Different Groups of Investors

Written by admin on July 17th, 2011

Investors are divided into different groups as they participate on the markets, pursuing various investment strategies. As such sub-divisions and differentiation of investors may follow different criteria:

Private investors, including free investors, often than not are individuals and may or may not have enhanced investment knowledge. Institutional investors tend to be companies such as banks, pension funds, hedge funds, investment companies, etc.

While a private investor invests smaller amounts, institutional investors often invest large sums at regular intervals.

Accordingly, institutional investors usually have considerable experience on the opportunities and risks of various investment products. Hence, they are tend to be subject to less stringent investor protections. And in some jurisdictions, institutional investors referred to as qualified institutional investors.

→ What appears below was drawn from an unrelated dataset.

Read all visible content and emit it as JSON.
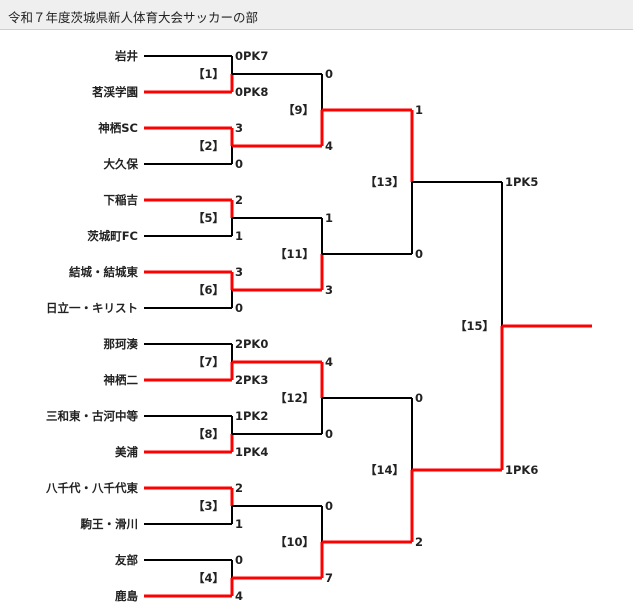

Institutional investors, may also make a huge investments in organizational and financial institutions. In recent years, mutual funds managed by institutional investors also poured massive inflows of funds into the market. It has become a major trend of various funds that can not be ignored.

Under strategic investment the focus is on the connection of the capital assets in relation to the operations of a business. Examples include:

– Hedging purchases of commodity futures
– Purchase of ownership interests of product portfolio and then expanding the customer base, or merge operational functions and processes (IT, purchasing, production, sales, administration, R & D) in order to benefit from the resulting economy of scale effects.

In stock trading, the form of transactions carried out by individual investors is to buy and sell shares through a form of sales and brokerage office (present transaction) from an online internet connection.

Investment in corporate shares involves the acquisition of shares or equity funds of limited partnership or limited companies. Thus, the investor becomes a shareholder of the company.

The basic investment strategies include:

    – A strategy to purchase at an average price
    – A strategy for a permanent structure of investment capital,
    – Price-indicator strategy.

The strategy to buy shares at an average price of fixed investment involves a sum of money in a specific package of the same shares at a fixed period, eg every half a year for several years.

Regular investing provides buying more shares when they are cheap, and fewer when they are expensive. With this strategy, the investor will never invest all the capital thus taking greater risks.

The strategy of investment capital structure implies that the investor should divide money between bonds and equities. The investor should never have less than 25% and more than 75% in shares, and more than 75% and less than 25% in bonds. And a reason to change this ratio should be  only be guided by a change in the level of prices in the stock market.